Man, Movement, Machine, & Monuments

Leigh Anne, Trey, Steve, & Miranda

Leigh Anne, Trey, Steve, & Miranda

Miranda and I got to hang out with some friends who are missionaries a few weeks ago. Trey and Leigh Anne are some of the coolest people I know. Anyway, during our time together, Trey and I had a great conversation and he said something I wanted to share with you. I’ve caught myself sharing it in a few conversations since then already. (That means it’s something I really latched on to.) I can’t remember where he got the info, but I know it’s not original to him either. Anyway, here it is:

The changes that take place in most organizations over time can be defined by these stages:

1. A Man on a Mission – is how things get started.

2. A Movement – is formed as this man and his mission attract/involve other people who are passionate about the same things.

3. A Machine – is built as the movement grows. The loose organization of people decides to be strategic in planning and sets standards for how they will operate.

4. A Monument – is ultimately formed as people begin to expect certain behaviors/services from the machine. Unfortunately, machines break.

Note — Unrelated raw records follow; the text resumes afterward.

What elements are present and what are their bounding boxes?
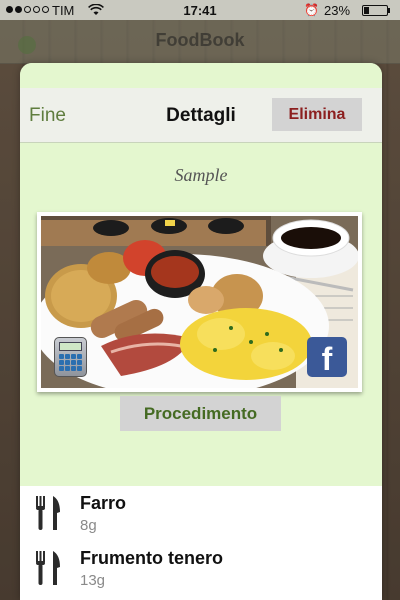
calculator-icon[interactable] — [54, 337, 87, 377]
facebook-share-icon[interactable]: f — [307, 337, 347, 377]
details-sheet: Fine Dettagli Elimina Sample f Procedime… — [20, 63, 382, 600]
ingredient-name: Farro — [80, 493, 127, 513]
status-bar: TIM 17:41 ⏰ 23% — [0, 0, 400, 20]
fork-knife-icon — [35, 496, 63, 530]
list-item[interactable]: Farro 8g — [20, 486, 382, 541]
alarm-clock-icon: ⏰ — [304, 3, 319, 17]
ingredient-name: Frumento tenero — [80, 548, 224, 568]
battery-percentage: 23% — [324, 3, 351, 18]
delete-button[interactable]: Elimina — [272, 98, 362, 131]
recipe-name: Sample — [174, 165, 228, 185]
ingredients-list: Farro 8g Frumento tenero 13g — [20, 486, 382, 600]
ingredient-quantity: 13g — [80, 572, 106, 589]
details-nav-bar: Fine Dettagli Elimina — [20, 88, 382, 143]
procedure-button[interactable]: Procedimento — [120, 396, 281, 431]
list-item[interactable]: Frumento tenero 13g — [20, 541, 382, 596]
ingredient-quantity: 8g — [80, 517, 97, 534]
battery-icon — [362, 5, 388, 16]
fork-knife-icon — [35, 551, 63, 585]
recipe-photo[interactable]: f — [41, 216, 358, 388]
recipe-photo-frame: f — [37, 212, 362, 392]
battery-tip — [388, 8, 390, 13]
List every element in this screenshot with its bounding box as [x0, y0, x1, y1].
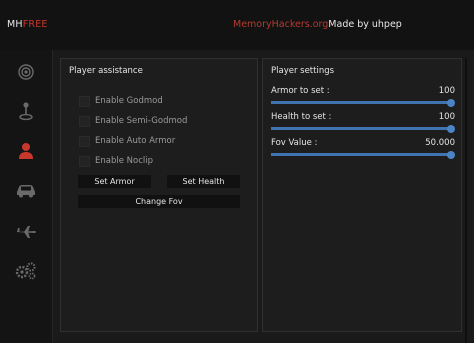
slider-value: 50.000	[425, 138, 455, 148]
gears-icon[interactable]	[14, 259, 38, 283]
user-icon[interactable]	[14, 139, 38, 163]
credits: MemoryHackers.orgMade by uhpep	[233, 19, 402, 30]
logo-suffix: FREE	[22, 19, 48, 30]
car-icon[interactable]	[14, 179, 38, 203]
slider-fill	[271, 127, 451, 130]
slider-label: Health to set :	[271, 112, 332, 122]
logo-prefix: MH	[7, 19, 23, 30]
checkbox-label: Enable Semi-Godmod	[95, 116, 188, 126]
semi-godmod-checkbox-row[interactable]: Enable Semi-Godmod	[79, 115, 187, 127]
semi-godmod-checkbox[interactable]	[79, 115, 90, 127]
armor-slider[interactable]	[271, 98, 455, 107]
health-slider[interactable]	[271, 124, 455, 133]
change-fov-button[interactable]: Change Fov	[78, 195, 240, 208]
set-armor-button[interactable]: Set Armor	[78, 175, 151, 188]
target-icon[interactable]	[14, 60, 38, 84]
panel-title: Player settings	[271, 66, 335, 76]
title-bar: MHFREE MemoryHackers.orgMade by uhpep	[0, 0, 474, 50]
slider-label: Armor to set :	[271, 86, 330, 96]
fov-slider[interactable]	[271, 150, 455, 159]
health-slider-block: Health to set : 100	[271, 112, 455, 133]
armor-slider-block: Armor to set : 100	[271, 86, 455, 107]
site-link[interactable]: MemoryHackers.org	[233, 19, 328, 30]
plane-icon[interactable]	[14, 220, 38, 244]
slider-handle[interactable]	[447, 98, 455, 107]
slider-fill	[271, 101, 451, 104]
set-health-button[interactable]: Set Health	[167, 175, 240, 188]
auto-armor-checkbox-row[interactable]: Enable Auto Armor	[79, 135, 175, 147]
noclip-checkbox-row[interactable]: Enable Noclip	[79, 155, 153, 167]
noclip-checkbox[interactable]	[79, 155, 90, 167]
slider-value: 100	[438, 112, 455, 122]
checkbox-label: Enable Noclip	[95, 156, 154, 166]
slider-handle[interactable]	[447, 150, 455, 159]
slider-fill	[271, 153, 451, 156]
player-settings-panel: Player settings Armor to set : 100 Healt…	[262, 58, 462, 332]
godmod-checkbox[interactable]	[79, 95, 90, 107]
fov-slider-block: Fov Value : 50.000	[271, 138, 455, 159]
player-assistance-panel: Player assistance Enable Godmod Enable S…	[60, 58, 258, 332]
slider-handle[interactable]	[447, 124, 455, 133]
panel-title: Player assistance	[69, 66, 143, 76]
app-logo: MHFREE	[7, 19, 48, 30]
slider-label: Fov Value :	[271, 138, 318, 148]
auto-armor-checkbox[interactable]	[79, 135, 90, 147]
sidebar	[0, 50, 52, 343]
checkbox-label: Enable Auto Armor	[95, 136, 176, 146]
joystick-icon[interactable]	[14, 99, 38, 123]
author-credit: Made by uhpep	[328, 19, 402, 30]
checkbox-label: Enable Godmod	[95, 96, 163, 106]
godmod-checkbox-row[interactable]: Enable Godmod	[79, 95, 163, 107]
right-edge	[465, 58, 467, 343]
slider-value: 100	[438, 86, 455, 96]
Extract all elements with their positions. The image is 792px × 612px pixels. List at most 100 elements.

Many times (if leadership is not careful and intentional) the maintenance of the machine begins to take precedence over the original mission. Financial resources which originally were intended for the mission are spent to support the machine. (85% of the average church budget is spent inwardly.)

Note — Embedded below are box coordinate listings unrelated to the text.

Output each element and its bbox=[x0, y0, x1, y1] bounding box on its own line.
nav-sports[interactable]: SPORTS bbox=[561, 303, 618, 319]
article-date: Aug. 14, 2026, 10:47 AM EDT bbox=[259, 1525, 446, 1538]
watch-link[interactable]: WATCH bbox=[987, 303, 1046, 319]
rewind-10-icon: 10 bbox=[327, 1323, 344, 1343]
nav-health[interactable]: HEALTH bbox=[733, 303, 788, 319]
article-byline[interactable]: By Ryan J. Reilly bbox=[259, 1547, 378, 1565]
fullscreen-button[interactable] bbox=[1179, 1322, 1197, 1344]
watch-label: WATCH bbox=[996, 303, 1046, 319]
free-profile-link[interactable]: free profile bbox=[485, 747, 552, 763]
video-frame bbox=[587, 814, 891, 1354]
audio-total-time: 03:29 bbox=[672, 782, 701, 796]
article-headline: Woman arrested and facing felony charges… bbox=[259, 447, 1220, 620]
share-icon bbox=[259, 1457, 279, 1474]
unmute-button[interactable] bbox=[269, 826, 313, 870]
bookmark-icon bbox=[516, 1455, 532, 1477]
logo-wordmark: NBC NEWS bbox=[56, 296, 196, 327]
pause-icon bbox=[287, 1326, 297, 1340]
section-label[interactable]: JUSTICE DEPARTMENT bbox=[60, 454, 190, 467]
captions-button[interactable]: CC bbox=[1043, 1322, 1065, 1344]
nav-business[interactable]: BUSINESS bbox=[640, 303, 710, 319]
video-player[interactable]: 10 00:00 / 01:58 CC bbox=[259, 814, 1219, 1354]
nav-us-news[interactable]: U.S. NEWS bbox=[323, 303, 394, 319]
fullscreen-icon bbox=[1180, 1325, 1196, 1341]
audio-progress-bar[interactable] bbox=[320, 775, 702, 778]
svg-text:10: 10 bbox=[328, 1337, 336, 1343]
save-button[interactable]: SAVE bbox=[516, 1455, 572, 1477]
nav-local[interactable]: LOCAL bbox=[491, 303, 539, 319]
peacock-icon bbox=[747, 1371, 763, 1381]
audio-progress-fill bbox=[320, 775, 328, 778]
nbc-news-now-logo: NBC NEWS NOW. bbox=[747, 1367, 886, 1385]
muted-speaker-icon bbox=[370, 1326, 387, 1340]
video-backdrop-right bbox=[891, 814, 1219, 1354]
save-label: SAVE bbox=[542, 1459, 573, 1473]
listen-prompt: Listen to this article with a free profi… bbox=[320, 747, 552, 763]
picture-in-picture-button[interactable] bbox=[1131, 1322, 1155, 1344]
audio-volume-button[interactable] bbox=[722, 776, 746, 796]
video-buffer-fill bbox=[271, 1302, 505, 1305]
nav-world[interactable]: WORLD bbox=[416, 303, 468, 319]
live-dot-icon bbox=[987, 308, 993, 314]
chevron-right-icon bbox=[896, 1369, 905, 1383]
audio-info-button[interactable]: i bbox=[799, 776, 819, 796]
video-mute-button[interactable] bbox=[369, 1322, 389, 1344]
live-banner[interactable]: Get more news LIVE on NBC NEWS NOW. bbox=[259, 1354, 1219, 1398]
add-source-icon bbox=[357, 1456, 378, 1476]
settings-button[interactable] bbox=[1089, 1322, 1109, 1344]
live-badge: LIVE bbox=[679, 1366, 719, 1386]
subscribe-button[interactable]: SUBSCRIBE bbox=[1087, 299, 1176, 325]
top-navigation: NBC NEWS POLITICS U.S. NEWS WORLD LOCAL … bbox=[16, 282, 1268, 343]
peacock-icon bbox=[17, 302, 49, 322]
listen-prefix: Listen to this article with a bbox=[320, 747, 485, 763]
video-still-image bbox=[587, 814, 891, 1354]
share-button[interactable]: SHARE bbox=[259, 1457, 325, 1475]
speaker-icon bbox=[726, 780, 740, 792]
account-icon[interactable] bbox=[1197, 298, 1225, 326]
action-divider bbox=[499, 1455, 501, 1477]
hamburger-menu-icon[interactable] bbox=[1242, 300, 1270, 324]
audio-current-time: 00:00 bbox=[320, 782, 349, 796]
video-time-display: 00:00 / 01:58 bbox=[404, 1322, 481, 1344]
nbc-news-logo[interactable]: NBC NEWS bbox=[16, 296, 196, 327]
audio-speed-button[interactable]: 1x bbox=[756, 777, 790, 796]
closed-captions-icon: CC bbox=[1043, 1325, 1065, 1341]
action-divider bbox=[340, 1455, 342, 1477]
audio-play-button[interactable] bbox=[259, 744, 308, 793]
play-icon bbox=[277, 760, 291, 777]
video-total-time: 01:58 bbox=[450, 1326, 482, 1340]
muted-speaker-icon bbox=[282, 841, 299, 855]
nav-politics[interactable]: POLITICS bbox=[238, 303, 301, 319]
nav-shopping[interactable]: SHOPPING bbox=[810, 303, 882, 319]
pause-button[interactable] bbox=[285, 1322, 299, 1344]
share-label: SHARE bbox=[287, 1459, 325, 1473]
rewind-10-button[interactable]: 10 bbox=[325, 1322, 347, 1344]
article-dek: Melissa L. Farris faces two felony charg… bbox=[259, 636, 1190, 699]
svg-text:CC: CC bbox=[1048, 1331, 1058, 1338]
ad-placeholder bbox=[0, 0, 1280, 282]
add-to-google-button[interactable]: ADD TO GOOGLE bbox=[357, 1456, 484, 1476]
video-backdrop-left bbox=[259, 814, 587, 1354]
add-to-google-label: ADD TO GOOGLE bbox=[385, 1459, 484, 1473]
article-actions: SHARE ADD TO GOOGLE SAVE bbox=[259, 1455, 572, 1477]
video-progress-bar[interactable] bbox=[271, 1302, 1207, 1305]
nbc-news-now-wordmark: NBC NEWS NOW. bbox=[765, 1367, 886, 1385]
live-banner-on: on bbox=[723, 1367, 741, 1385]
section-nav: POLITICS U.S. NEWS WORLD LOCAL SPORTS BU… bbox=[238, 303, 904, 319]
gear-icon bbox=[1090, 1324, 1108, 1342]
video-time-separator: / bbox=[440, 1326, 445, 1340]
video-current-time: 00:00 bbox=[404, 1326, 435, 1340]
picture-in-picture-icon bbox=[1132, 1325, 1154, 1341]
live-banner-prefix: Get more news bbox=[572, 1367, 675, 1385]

In Trey’s description, he also said that the man who shared these ideas with him made it his goal to never become a machine. A movement of many men on mission can become a revolution, but a machine. . . .

These are ideas worth passing along.What do you guys think?

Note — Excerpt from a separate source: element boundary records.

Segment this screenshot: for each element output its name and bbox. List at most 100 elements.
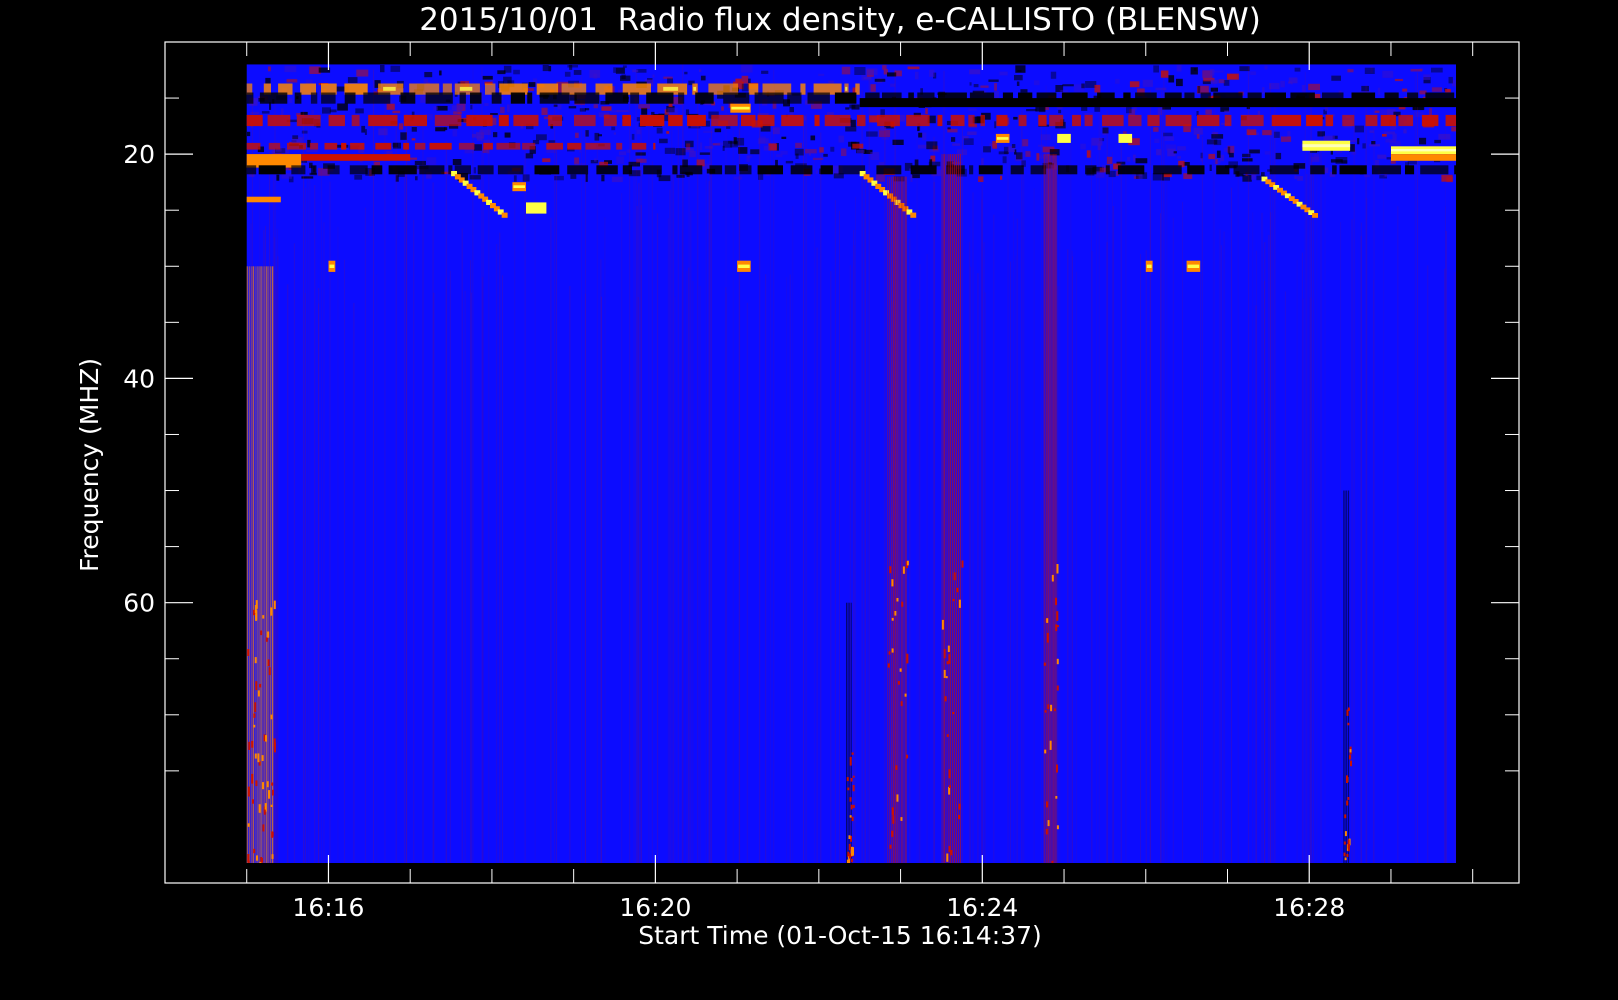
feature-vertical-28-speckle [850, 804, 853, 810]
feature-vertical-26-speckle [950, 850, 953, 856]
noise-cell [1446, 176, 1454, 183]
noise-cell [424, 72, 433, 78]
feature-vertical-24-speckle [262, 824, 265, 832]
striation [384, 82, 386, 863]
noise-cell [548, 65, 552, 72]
feature-band-2 [324, 142, 338, 150]
noise-cell [914, 159, 919, 166]
noise-cell [1382, 70, 1394, 78]
feature-vertical-25-speckle [896, 598, 899, 602]
feature-vertical-27-speckle [1046, 632, 1049, 643]
feature-vertical-28-speckle [852, 804, 855, 808]
noise-cell [1410, 68, 1423, 72]
feature-band-2 [458, 142, 475, 150]
feature-band-0-core [663, 86, 679, 91]
noise-cell [611, 126, 616, 131]
y-tick-label: 20 [123, 140, 155, 169]
noise-cell [504, 132, 511, 138]
striation [657, 213, 659, 863]
noise-cell [398, 123, 404, 130]
noise-cell [1403, 129, 1407, 134]
striation [1145, 250, 1147, 863]
noise-cell [1349, 139, 1357, 143]
noise-cell [1325, 107, 1328, 112]
noise-cell [490, 113, 498, 116]
noise-cell [276, 174, 280, 181]
feature-vertical-24-speckle [257, 753, 260, 763]
feature-band-1 [1128, 114, 1142, 127]
noise-cell [849, 104, 856, 109]
feature-vertical-25-speckle [894, 611, 897, 616]
noise-cell [841, 66, 851, 75]
striation [1414, 75, 1416, 863]
noise-cell [1394, 78, 1403, 82]
striation [514, 178, 516, 863]
noise-cell [618, 151, 627, 156]
feature-vertical-24-speckle [259, 683, 262, 688]
noise-cell [1377, 154, 1387, 159]
noise-cell [638, 104, 650, 109]
noise-cell [620, 75, 631, 81]
striation [969, 226, 971, 863]
striation [1033, 188, 1035, 863]
noise-cell [579, 108, 586, 112]
noise-cell [870, 152, 880, 160]
noise-cell [810, 135, 816, 141]
striation [1237, 172, 1239, 863]
feature-vertical-24-speckle [247, 786, 250, 797]
feature-band-10 [1187, 165, 1205, 175]
noise-cell [1412, 106, 1424, 111]
feature-vertical-27-speckle [1055, 796, 1058, 799]
striation [759, 82, 761, 863]
noise-cell [818, 73, 825, 76]
noise-cell [951, 137, 956, 142]
noise-cell [1242, 153, 1251, 158]
feature-band-1 [1084, 114, 1093, 127]
feature-band-1 [1306, 114, 1323, 127]
striation [803, 117, 804, 863]
noise-cell [983, 146, 991, 153]
noise-cell [528, 82, 536, 87]
feature-band-1 [877, 114, 900, 127]
striation [581, 75, 582, 863]
feature-band-10 [246, 165, 257, 175]
noise-cell [699, 142, 703, 151]
noise-cell [819, 147, 824, 153]
feature-band-1 [1102, 114, 1124, 127]
feature-vertical-26-speckle [946, 661, 949, 665]
noise-cell [952, 143, 961, 146]
feature-vertical-27-speckle [1056, 658, 1059, 665]
noise-cell [601, 174, 605, 182]
striation [309, 162, 311, 863]
striation [395, 119, 397, 863]
feature-vertical-25-speckle [899, 668, 902, 672]
noise-cell [542, 158, 551, 163]
noise-cell [866, 131, 878, 137]
noise-cell [1280, 80, 1285, 88]
feature-band-10 [1371, 165, 1401, 175]
feature-vertical-26-speckle [948, 786, 951, 795]
noise-cell [994, 121, 997, 129]
feature-vertical-25-speckle [889, 566, 892, 574]
striation [1366, 198, 1368, 863]
feature-vertical-27-speckle [1056, 625, 1059, 628]
noise-cell [667, 107, 678, 115]
noise-cell [380, 64, 385, 73]
noise-cell [685, 109, 690, 116]
feature-band-9 [363, 92, 391, 104]
striation [669, 189, 671, 863]
striation [1296, 259, 1298, 863]
noise-cell [1250, 71, 1257, 75]
noise-cell [750, 149, 760, 155]
noise-cell [473, 144, 482, 151]
noise-cell [1050, 71, 1057, 79]
noise-cell [973, 84, 979, 88]
feature-band-1 [1038, 114, 1047, 127]
spectrogram-chart: 2015/10/01 Radio flux density, e-CALLIST… [0, 0, 1618, 1000]
feature-band-10 [311, 165, 317, 175]
feature-vertical-25-speckle [891, 617, 894, 621]
feature-vertical-26-line [957, 154, 960, 863]
noise-cell [452, 159, 462, 166]
striation [274, 237, 276, 863]
striation [909, 238, 911, 863]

5 thoughts on “Man, Movement, Machine, & Monuments

  1. Pingback: Steve Corn » Blog Archive » Job Search

    1. Steve Corn Post author

      Thanks for commenting Robert. I’m not familiar with Steve Beam, but I also know that this idea was not originally from my friends. They described it as a concept they learned from Floyd McClung, an author who does church planting all around the world. He wrote a book called “You see bones, I see an Army” that I’d recommend.